Scordatevi canzoni con una certa verve, riff irresistibili e che trasmettano voglia di saltare e ballare. Scordatevi l’essenzialità e la schematicità dei primi Maximo Park. Tenete solo bene a mente l’abilità oratoria di Paul Smith, la capacità di scegliere parole dotate di una certa musicalità e che vanno a comporre testi che parlano di cose già sentite mille volte, ma in modo stravagante, un po’ più interessante. Oltre a questo, però, di notevole non c’è granchè: nemmeno l’aiuto dei fratelli Brewis (i Field Music) riesce a dare un minimo di spessore all’album. “North Atlantic Drift” (pezzo in free download dal sito ufficiale dell’artista) e “Our Lady Of Lourdes” (primo singolo estratto) sono due canzoni piatte e noiose, due brutte copie di “Questing, Not Coasting” e sono, nonostante tutto, i pezzi meno peggio di “Margins”. Le restanti undici tracce sono, senza mezzi termini, pesanti: ci sono alcune linee melodiche carine e in generale idee compositive non completamente da buttare (“The Crush And The Shatter”, “The Heat” e “Dare Not Dive” con una produzione e un arrangiamento un po’ più professionali guadagnerebbero parecchi punti), ma i pochi lati positivi del disco vengono completamente oscurati da canzoni lente e troppo lunghe, tentativi confusionari e approssimativi che vorrebbero avere la genialità dei Field Music e la malinconia immediata e sincera di Mark Kozelek, ma che di fatto riescono solo a trasformarsi in noiosi lamenti (“While You’re In The Bath” e “Alone I Would’ve Dropped” su tutte).

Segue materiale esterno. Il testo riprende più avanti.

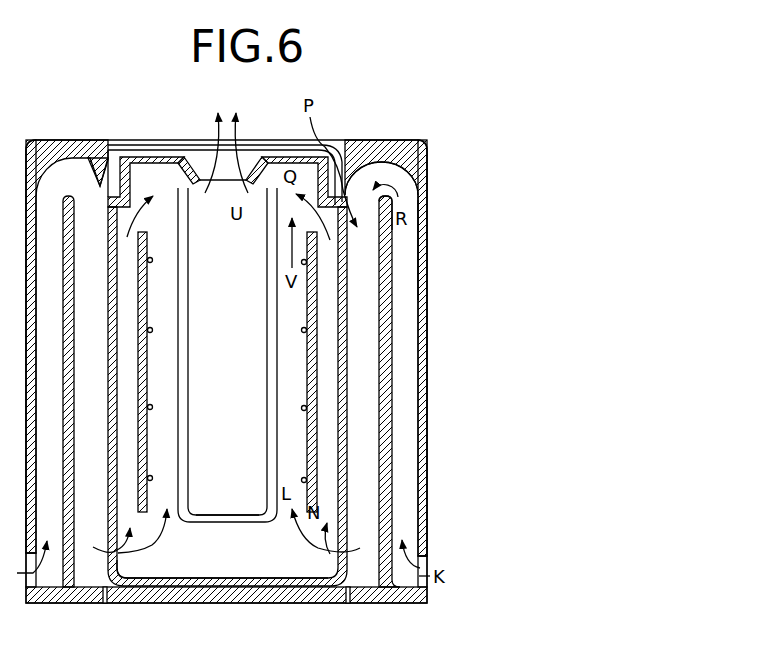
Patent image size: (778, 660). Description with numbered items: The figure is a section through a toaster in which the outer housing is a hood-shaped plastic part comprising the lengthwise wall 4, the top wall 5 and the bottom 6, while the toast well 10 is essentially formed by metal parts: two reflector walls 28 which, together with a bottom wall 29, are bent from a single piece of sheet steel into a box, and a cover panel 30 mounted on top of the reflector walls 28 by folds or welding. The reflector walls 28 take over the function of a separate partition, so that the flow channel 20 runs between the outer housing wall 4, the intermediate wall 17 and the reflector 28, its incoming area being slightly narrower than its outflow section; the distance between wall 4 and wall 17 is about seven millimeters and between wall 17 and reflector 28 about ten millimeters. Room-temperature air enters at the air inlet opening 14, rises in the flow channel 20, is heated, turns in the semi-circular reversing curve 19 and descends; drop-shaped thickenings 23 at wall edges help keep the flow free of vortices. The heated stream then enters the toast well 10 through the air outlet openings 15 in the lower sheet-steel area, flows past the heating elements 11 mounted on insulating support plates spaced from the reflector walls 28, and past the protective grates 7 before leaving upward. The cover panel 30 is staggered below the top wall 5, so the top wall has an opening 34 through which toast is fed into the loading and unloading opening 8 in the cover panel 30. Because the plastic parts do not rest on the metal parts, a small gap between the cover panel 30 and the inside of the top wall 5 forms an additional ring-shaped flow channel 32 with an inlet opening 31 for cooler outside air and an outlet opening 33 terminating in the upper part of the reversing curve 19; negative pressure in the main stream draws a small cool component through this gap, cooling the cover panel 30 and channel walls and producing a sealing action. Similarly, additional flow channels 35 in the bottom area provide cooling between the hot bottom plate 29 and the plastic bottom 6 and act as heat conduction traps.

The lengthwise wall 4 is at (421, 386).
The top wall 5 is at (374, 139).
The bottom 6 is at (223, 604).
The protective grate 7 is at (182, 309).
The loading and unloading opening 8 is at (244, 165).
The toast well 10 is at (238, 484).
The heating element 11 is at (153, 331).
The air inlet opening 14 is at (420, 567).
The air outlet opening 15 is at (118, 565).
The intermediate wall 17 is at (387, 355).
The reversing curve 19 is at (405, 182).
The flow channel 20 is at (406, 254).
The drop-shaped thickening 23 is at (389, 197).
The reflector wall 28 is at (118, 436).
The bottom wall 29 is at (186, 578).
The cover panel 30 is at (165, 160).
The inlet opening 31 is at (133, 152).
The flow channel 32 is at (117, 158).
The outlet opening 33 is at (108, 193).
The opening 34 is at (273, 139).
The flow channel 35 is at (105, 603).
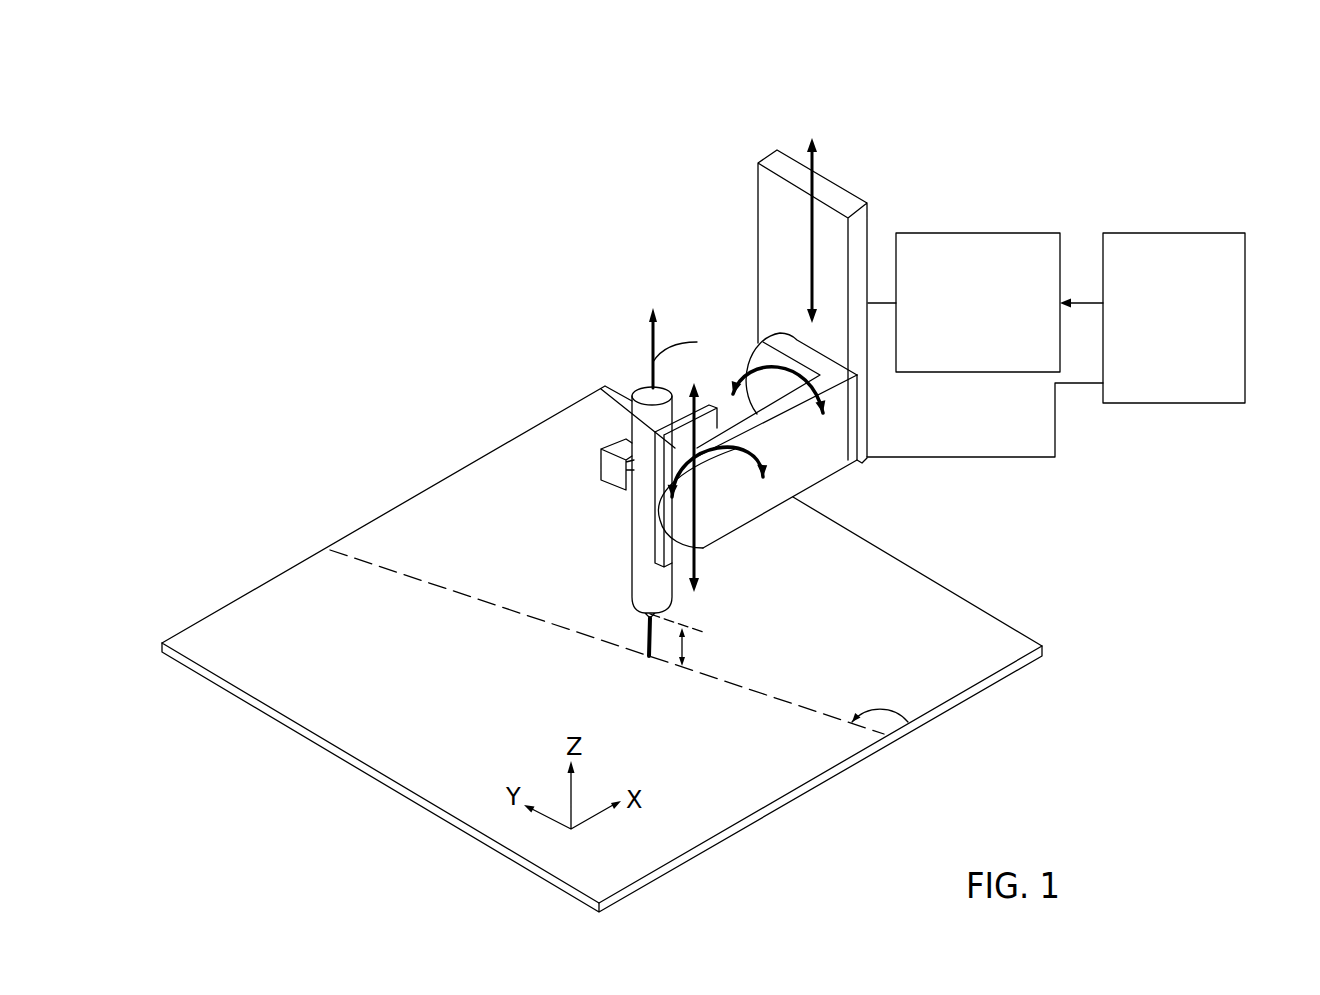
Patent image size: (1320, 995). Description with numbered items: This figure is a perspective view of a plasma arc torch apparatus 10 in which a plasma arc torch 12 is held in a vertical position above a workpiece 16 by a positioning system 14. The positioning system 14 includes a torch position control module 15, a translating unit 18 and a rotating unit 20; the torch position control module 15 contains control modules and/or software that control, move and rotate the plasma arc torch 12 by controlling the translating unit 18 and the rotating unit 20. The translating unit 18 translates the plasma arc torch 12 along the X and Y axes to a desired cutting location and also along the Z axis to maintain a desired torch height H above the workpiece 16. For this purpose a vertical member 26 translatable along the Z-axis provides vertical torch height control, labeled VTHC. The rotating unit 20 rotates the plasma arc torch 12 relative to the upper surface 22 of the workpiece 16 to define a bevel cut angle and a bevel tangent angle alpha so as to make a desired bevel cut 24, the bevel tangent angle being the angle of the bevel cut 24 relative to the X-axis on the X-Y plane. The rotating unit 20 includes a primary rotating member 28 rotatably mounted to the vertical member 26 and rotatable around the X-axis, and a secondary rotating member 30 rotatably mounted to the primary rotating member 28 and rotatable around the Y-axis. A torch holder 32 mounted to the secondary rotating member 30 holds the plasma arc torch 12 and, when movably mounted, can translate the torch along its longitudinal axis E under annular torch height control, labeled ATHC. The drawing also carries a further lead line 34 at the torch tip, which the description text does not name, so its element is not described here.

The plasma arc torch apparatus 10 is at (475, 207).
The plasma arc torch 12 is at (648, 392).
The positioning system 14 is at (1056, 272).
The torch position control module 15 is at (1148, 233).
The workpiece 16 is at (267, 577).
The translating unit 18 is at (1002, 232).
The rotating unit 20 is at (794, 462).
The upper surface 22 is at (409, 736).
The bevel cut 24 is at (767, 697).
The vertical member 26 is at (757, 280).
The primary rotating member 28 is at (812, 467).
The secondary rotating member 30 is at (628, 397).
The torch holder 32 is at (610, 470).
The plasma arc 34 is at (645, 615).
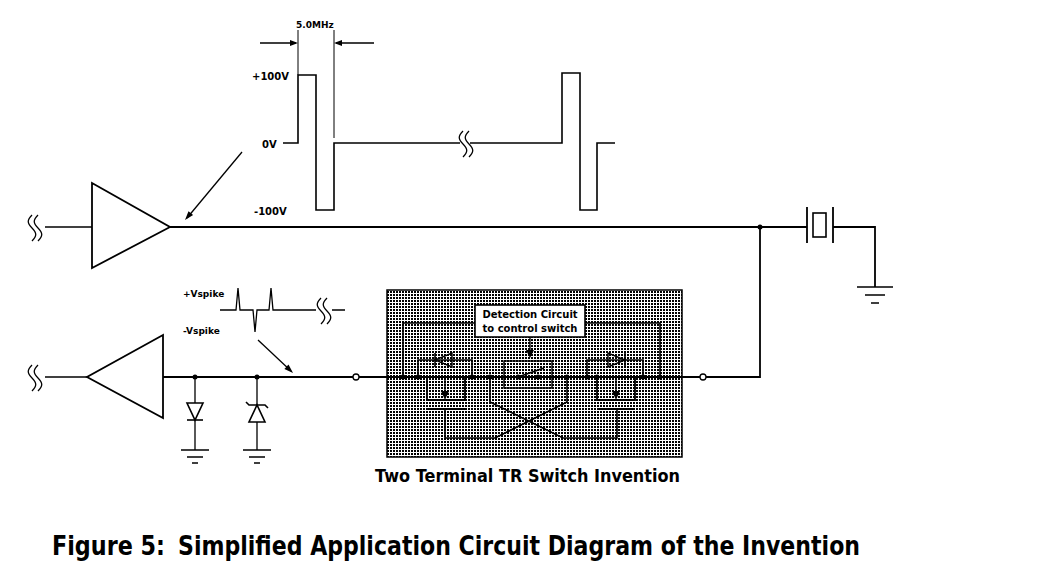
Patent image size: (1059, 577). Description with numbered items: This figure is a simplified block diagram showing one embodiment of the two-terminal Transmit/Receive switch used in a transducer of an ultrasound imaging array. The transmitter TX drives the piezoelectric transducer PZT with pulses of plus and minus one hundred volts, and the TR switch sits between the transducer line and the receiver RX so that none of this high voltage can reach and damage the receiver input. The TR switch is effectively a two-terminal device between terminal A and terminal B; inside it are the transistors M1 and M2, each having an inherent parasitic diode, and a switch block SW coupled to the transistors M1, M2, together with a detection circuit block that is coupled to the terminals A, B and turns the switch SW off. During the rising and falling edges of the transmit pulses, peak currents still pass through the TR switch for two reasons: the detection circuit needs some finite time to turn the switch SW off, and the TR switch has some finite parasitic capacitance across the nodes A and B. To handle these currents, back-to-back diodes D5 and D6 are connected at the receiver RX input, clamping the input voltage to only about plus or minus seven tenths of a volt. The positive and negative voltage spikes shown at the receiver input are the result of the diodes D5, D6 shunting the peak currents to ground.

The transmitter TX is at (99, 236).
The receiver RX is at (95, 386).
The diode D5 is at (202, 419).
The diode D6 is at (264, 419).
The terminal A is at (354, 365).
The terminal B is at (708, 368).
The switch block SW is at (528, 382).
The transistor M1 is at (483, 395).
The transistor M2 is at (574, 395).
The piezoelectric transducer PZT is at (850, 255).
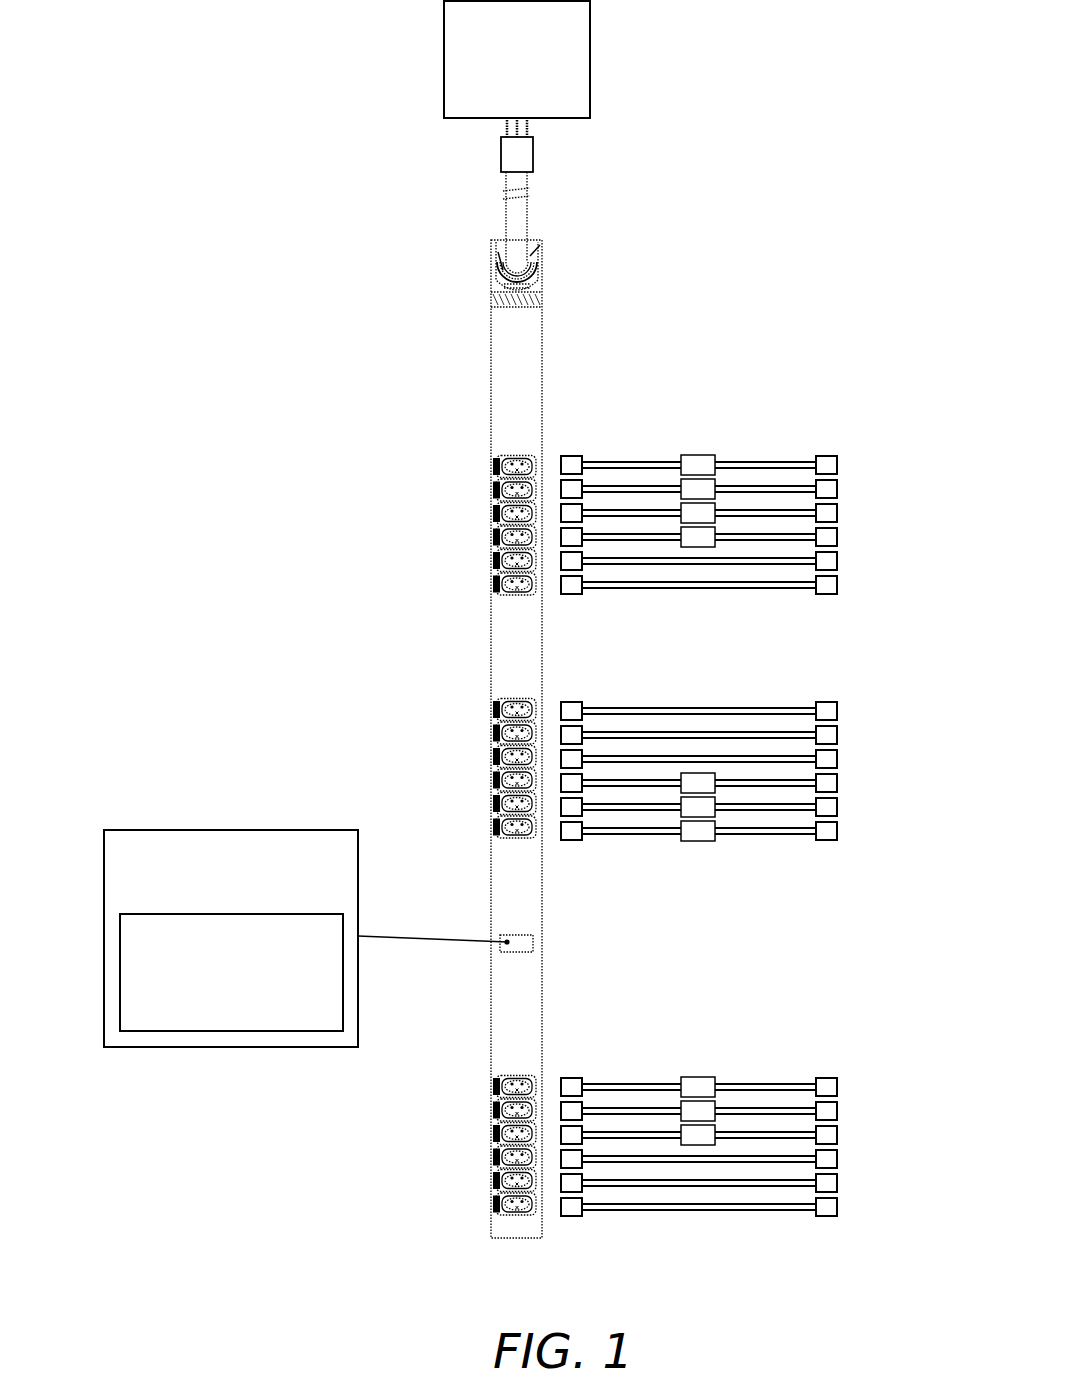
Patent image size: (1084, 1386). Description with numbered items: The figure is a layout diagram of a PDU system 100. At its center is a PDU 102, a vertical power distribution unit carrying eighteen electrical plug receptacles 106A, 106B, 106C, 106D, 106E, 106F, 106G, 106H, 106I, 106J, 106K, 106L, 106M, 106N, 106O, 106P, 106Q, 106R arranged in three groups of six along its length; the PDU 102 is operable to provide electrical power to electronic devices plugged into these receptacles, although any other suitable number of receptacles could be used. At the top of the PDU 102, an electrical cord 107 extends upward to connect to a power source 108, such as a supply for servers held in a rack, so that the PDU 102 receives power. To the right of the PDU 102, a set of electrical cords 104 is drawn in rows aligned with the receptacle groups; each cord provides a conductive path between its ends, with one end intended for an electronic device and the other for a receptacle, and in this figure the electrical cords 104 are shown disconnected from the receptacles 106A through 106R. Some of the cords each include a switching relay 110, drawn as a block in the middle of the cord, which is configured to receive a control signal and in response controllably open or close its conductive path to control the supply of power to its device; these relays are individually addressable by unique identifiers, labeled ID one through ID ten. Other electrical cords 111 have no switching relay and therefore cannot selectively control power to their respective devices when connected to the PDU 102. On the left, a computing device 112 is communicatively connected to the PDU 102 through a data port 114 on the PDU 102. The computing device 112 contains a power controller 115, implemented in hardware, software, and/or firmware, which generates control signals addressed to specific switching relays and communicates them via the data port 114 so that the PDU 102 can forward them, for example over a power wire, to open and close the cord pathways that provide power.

Forse con un budget più alto Paul Smith avrebbe avuto mezzi e risorse adatti a esprimere più efficacemente le sue idee e a produrre un disco con un suono migliore, perchè questo sa troppo di demo. O forse non è questione di budget, forse si è solo dimenticato di trovare la chiave che avrebbe potuto rendere “Margins” più accessibile agli altri, perchè così com’è, è probabile che l’unica persona in grado di riuscire a comprenderlo del tutto sia Paul stesso. Peccato.